Moses has a family before he is adopted (actually, this is true for all adoptees — none of us drop from the sky), and his arrival in the basket coincides with the genocide occurring that morning. Does Tuya ever stop and think about how and why this baby suddenly appears? Does she ever think about his mother? His family? Does she (and yes, I’m personifying her as though she were a real adoptive mother) think of Yocheved as merely the one who “gave” her this blessing, and not as a mother who would have kept him, had it not been for Pharaoh’s murderous edict? (But then Moses would have grown up in slavery? …Well, who created that condition in the first place?) And do any of them once think about the babies who died, or about the families who lost their sons?
The movie portrays Tuya’s belief that the gods brought Moses, and I once read a post regarding how this is connected to Ancient Egyptian faith, especially since it was the river that bore him. I feel this reflects great research on the part of the filmmakers. It’s respectfully done; it provides context, gives insight into culture, and makes Tuya a rounded character with her own perspective. But what else? I don’t think that this belief makes her/their actions right, or just. It certainly doesn’t change or erase the fact that Moses is the survivor of a genocide that they instrumented. Moreover, Moses obviously cares and questions it all once he learns how he came to be their son. …and they, his adoptive family, never do. What’s even more: For him to continue to be counted as family, in their eyes, he must remain compliant, and silent about an inalienable part of himself. Forget and be content.

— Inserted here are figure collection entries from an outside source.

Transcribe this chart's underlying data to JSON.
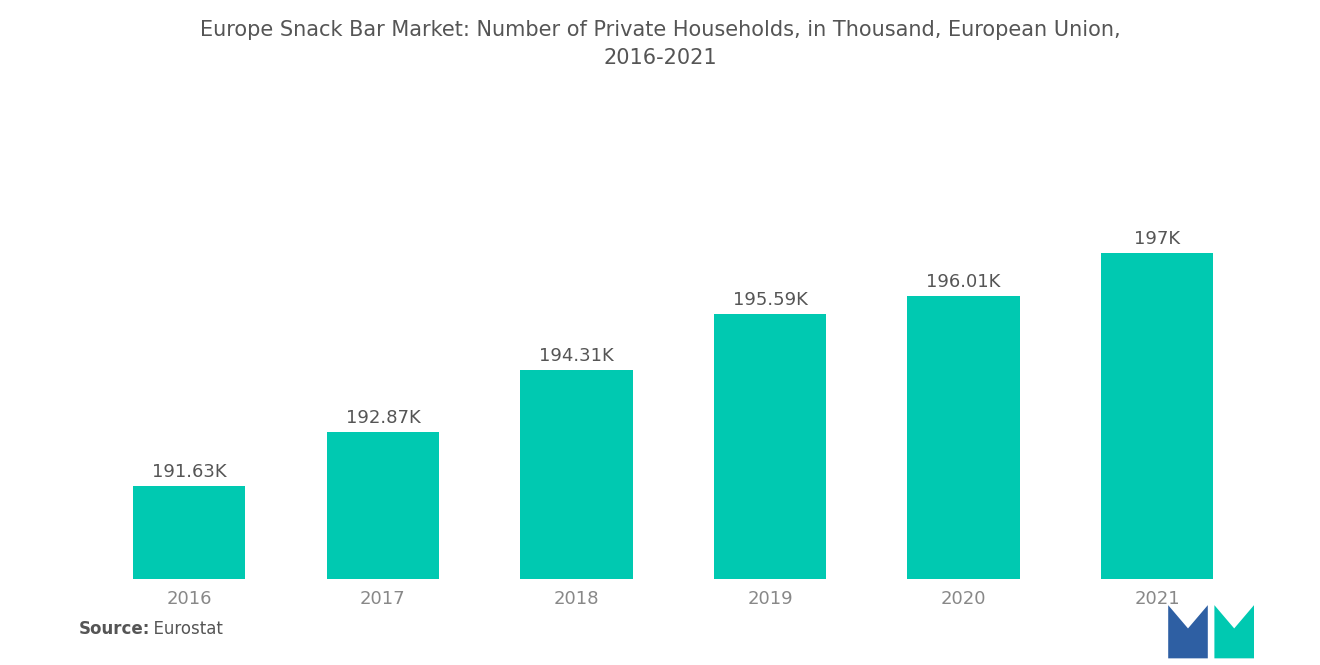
{
  "title_line1": "Europe Snack Bar Market: Number of Private Households, in Thousand, European Union,",
  "title_line2": "2016-2021",
  "categories": [
    "2016",
    "2017",
    "2018",
    "2019",
    "2020",
    "2021"
  ],
  "values": [
    191.63,
    192.87,
    194.31,
    195.59,
    196.01,
    197.0
  ],
  "labels": [
    "191.63K",
    "192.87K",
    "194.31K",
    "195.59K",
    "196.01K",
    "197K"
  ],
  "bar_color": "#00C9B1",
  "background_color": "#ffffff",
  "ylim_min": 189.5,
  "ylim_max": 199.0,
  "source_label_bold": "Source:",
  "source_label_normal": "  Eurostat",
  "title_fontsize": 15,
  "label_fontsize": 13,
  "tick_fontsize": 13,
  "source_fontsize": 12,
  "tick_color": "#888888",
  "title_color": "#555555",
  "label_color": "#555555",
  "bar_width": 0.58,
  "logo_blue": "#2E5FA3",
  "logo_teal": "#00C9B1"
}
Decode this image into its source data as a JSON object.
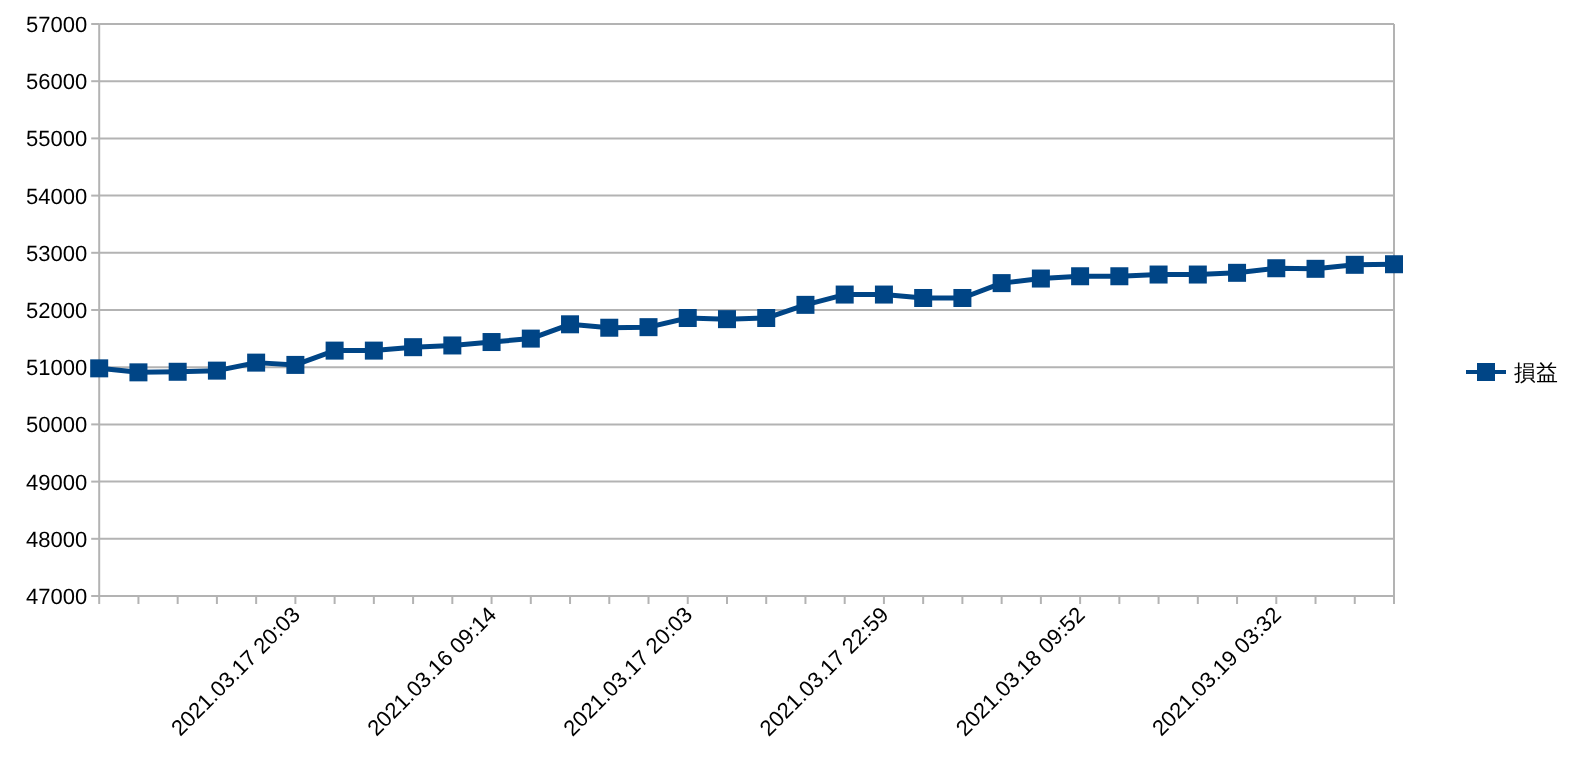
{
  "chart_data": {
    "type": "line",
    "categories": [
      null,
      null,
      null,
      null,
      null,
      "2021.03.17 20:03",
      null,
      null,
      null,
      null,
      "2021.03.16 09:14",
      null,
      null,
      null,
      null,
      "2021.03.17 20:03",
      null,
      null,
      null,
      null,
      "2021.03.17 22:59",
      null,
      null,
      null,
      null,
      "2021.03.18 09:52",
      null,
      null,
      null,
      null,
      "2021.03.19 03:32",
      null,
      null,
      null
    ],
    "series": [
      {
        "name": "損益",
        "color": "#004586",
        "values": [
          50980,
          50910,
          50920,
          50940,
          51080,
          51040,
          51290,
          51290,
          51350,
          51380,
          51440,
          51500,
          51750,
          51690,
          51700,
          51860,
          51840,
          51860,
          52090,
          52270,
          52270,
          52210,
          52210,
          52470,
          52550,
          52590,
          52590,
          52620,
          52620,
          52650,
          52730,
          52720,
          52790,
          52800
        ]
      }
    ],
    "ylim": [
      47000,
      57000
    ],
    "yticks": [
      47000,
      48000,
      49000,
      50000,
      51000,
      52000,
      53000,
      54000,
      55000,
      56000,
      57000
    ],
    "grid": "y",
    "legend": "right",
    "marker": "square",
    "line_style": "solid"
  }
}
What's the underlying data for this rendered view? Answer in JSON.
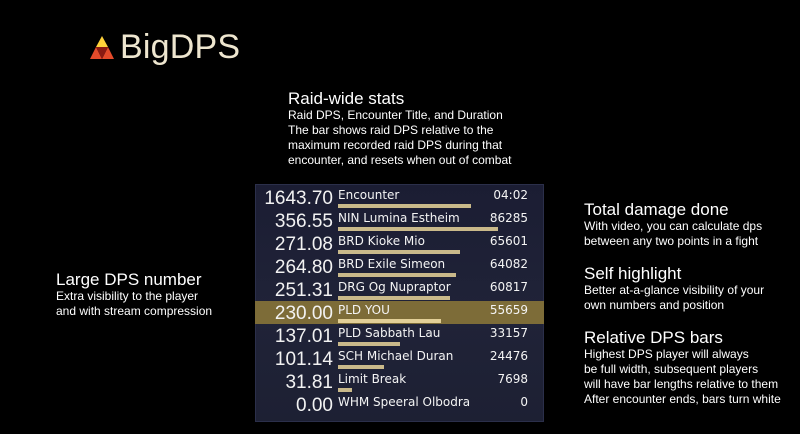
{
  "logo": {
    "text": "BigDPS",
    "icon": "triforce-logo-icon"
  },
  "notes": {
    "raid": {
      "heading": "Raid-wide stats",
      "desc": "Raid DPS, Encounter Title, and Duration\nThe bar shows raid DPS relative to the\nmaximum recorded raid DPS during that\nencounter, and resets when out of combat"
    },
    "dps": {
      "heading": "Large DPS number",
      "desc": "Extra visibility to the player\nand with stream compression"
    },
    "damage": {
      "heading": "Total damage done",
      "desc": "With video, you can calculate dps\nbetween any two points in a fight"
    },
    "self": {
      "heading": "Self highlight",
      "desc": "Better at-a-glance visibility of your\nown numbers and position"
    },
    "bars": {
      "heading": "Relative DPS bars",
      "desc": "Highest DPS player will always\nbe full width, subsequent players\nwill have bar lengths relative to them\nAfter encounter ends, bars turn white"
    }
  },
  "meter": {
    "rows": [
      {
        "dps": "1643.70",
        "name": "Encounter",
        "value": "04:02",
        "bar": 0.83,
        "highlight": false
      },
      {
        "dps": "356.55",
        "name": "NIN Lumina Estheim",
        "value": "86285",
        "bar": 1.0,
        "highlight": false
      },
      {
        "dps": "271.08",
        "name": "BRD Kioke Mio",
        "value": "65601",
        "bar": 0.76,
        "highlight": false
      },
      {
        "dps": "264.80",
        "name": "BRD Exile Simeon",
        "value": "64082",
        "bar": 0.74,
        "highlight": false
      },
      {
        "dps": "251.31",
        "name": "DRG Og Nupraptor",
        "value": "60817",
        "bar": 0.7,
        "highlight": false
      },
      {
        "dps": "230.00",
        "name": "PLD YOU",
        "value": "55659",
        "bar": 0.645,
        "highlight": true
      },
      {
        "dps": "137.01",
        "name": "PLD Sabbath Lau",
        "value": "33157",
        "bar": 0.385,
        "highlight": false
      },
      {
        "dps": "101.14",
        "name": "SCH Michael Duran",
        "value": "24476",
        "bar": 0.285,
        "highlight": false
      },
      {
        "dps": "31.81",
        "name": "Limit Break",
        "value": "7698",
        "bar": 0.09,
        "highlight": false
      },
      {
        "dps": "0.00",
        "name": "WHM Speeral Olbodra",
        "value": "0",
        "bar": 0.0,
        "highlight": false
      }
    ]
  }
}
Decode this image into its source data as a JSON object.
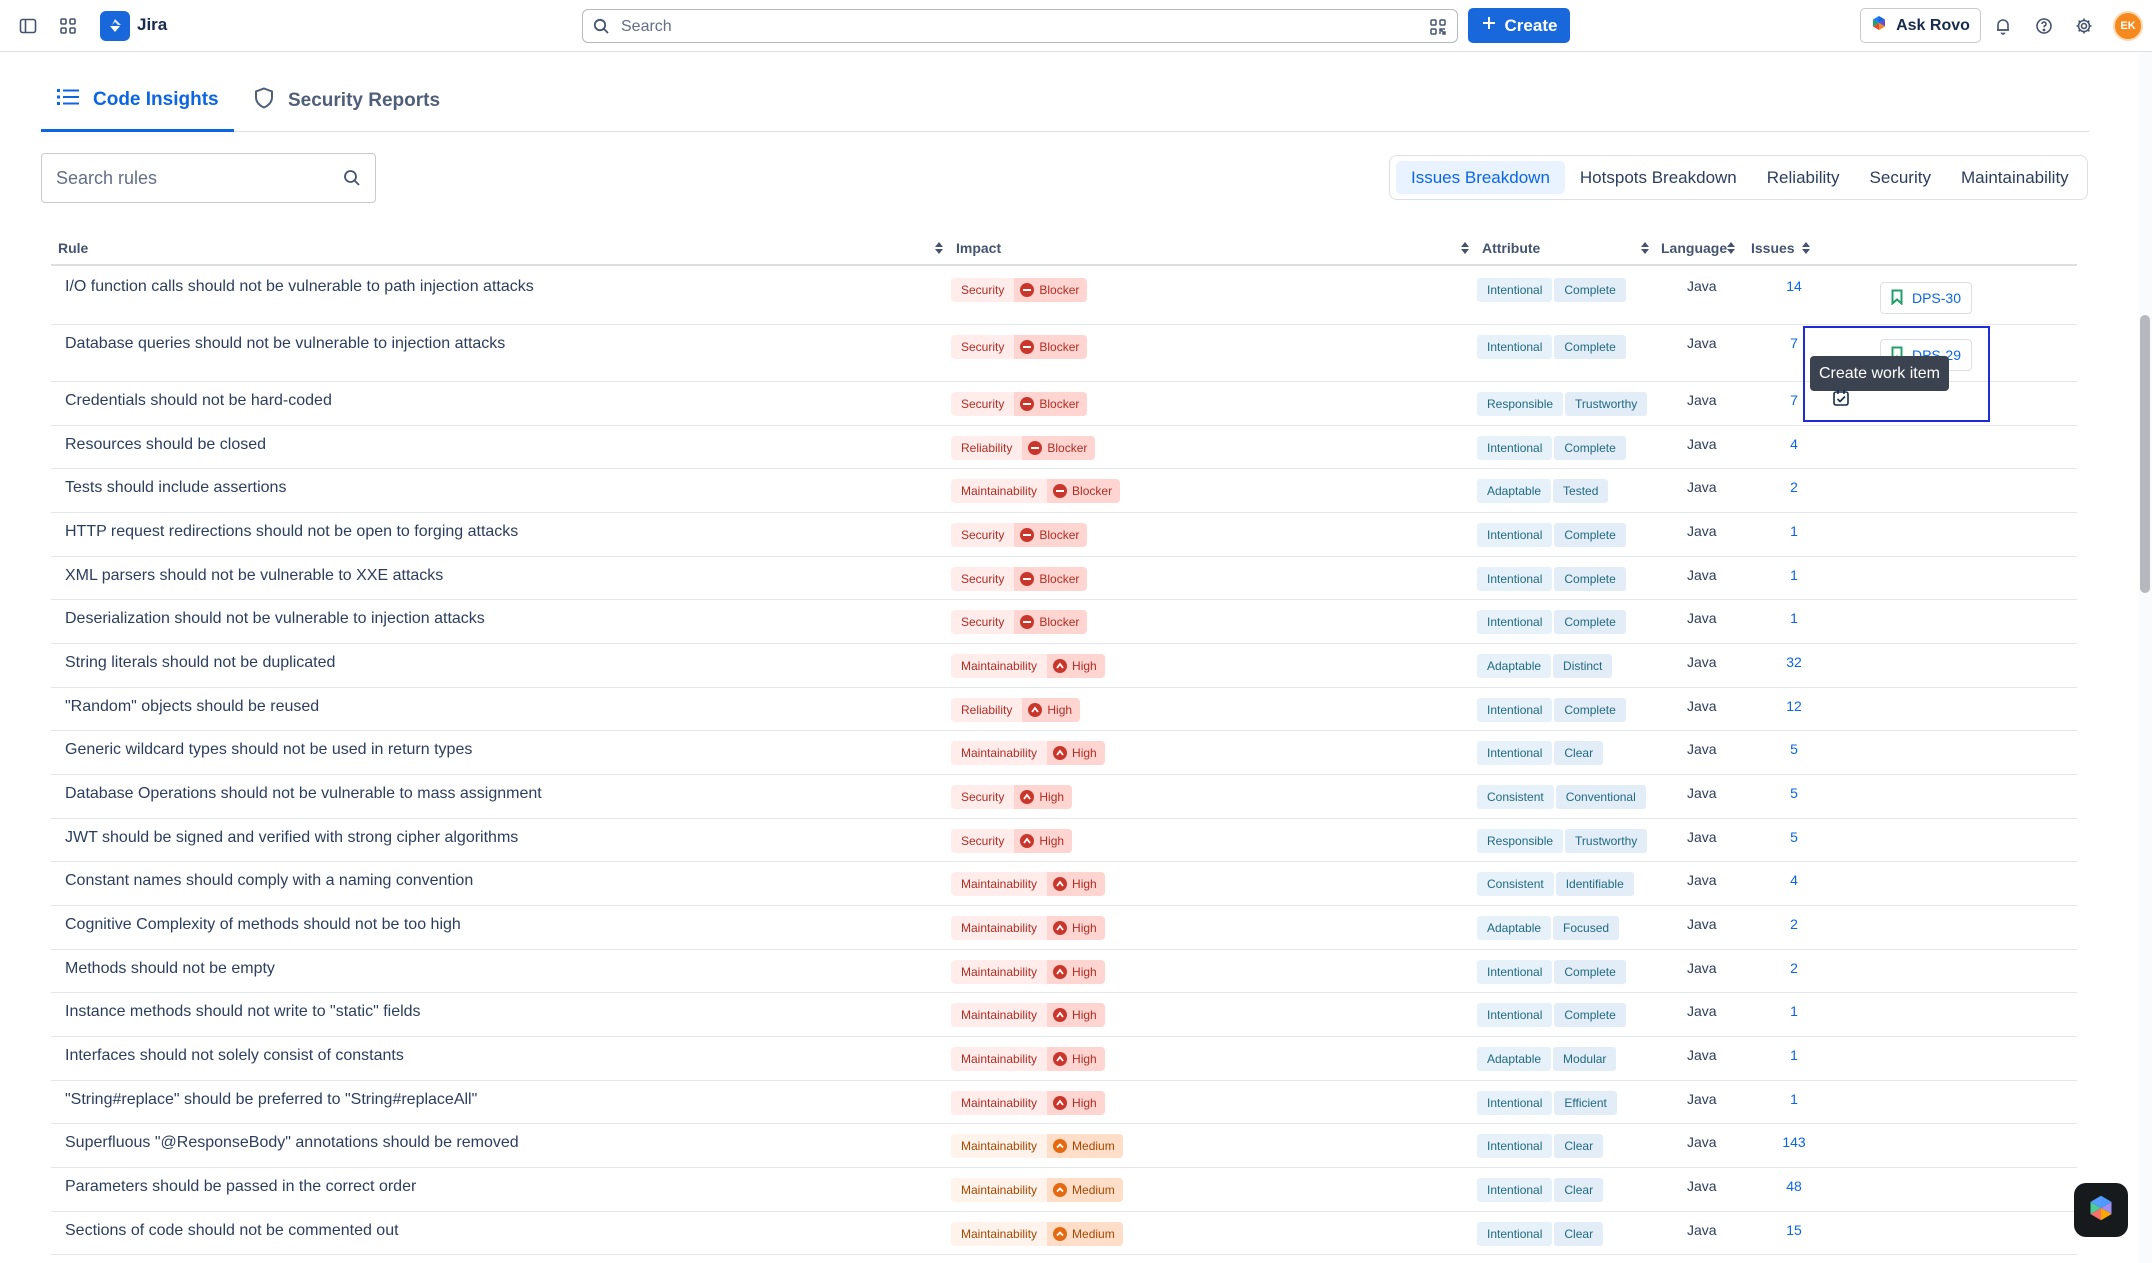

Is it a culture clash? Film synopses describe the conflict between Moses and Rameses as one over tradition and responsibility. To paraphrase a sentence from The Prince of Egypt: The Movie Scrapbook, will Rameses choose his brother, or his honor? Fate, it says, pushes them onto opposite sides. It makes me think. What is the movie trying to say? What is it trying to spark, in terms of discussion?
…It’s about tradition? That makes me think about the demands Seti places on Rameses. The pressure to uphold traditions is very relatable, and sympathetic, as is the fear of being the “weak link.” So many stories center clashes between generations, tensions between duty and personal goals. However, the traditions that Rameses defends, and sees nothing wrong with, involve slavery. His kingdom’s economy and way of life, the monuments he seeks to build, depend on the subjugation of others. It’s not a tradition worth protecting. When I watch Egypt fall to ruins and more children die, when I watch Rameses lay his son’s body on that dais, I feel frustrated. I keep playing all these counter-arguments in my head, but they don’t ease my frustration with Rameses. I still view these as things he could have prevented, and that he was too myopic from the start to ever consider Moses’ perspective, much less the value of others’ lives. His own ego and refusal to end an inhumane practice were more important to him than even his people and son.
And, when I think about some of the last words he says to Moses:
My father had the right idea about how to deal with your people. And I think it’s time I finished the job.
…I cannot reconcile the fact that the man who has been Moses’ brother is the same person who espouses what their father did: the very order that threatened Moses’ life, and ended the lives of many infants, all those years ago.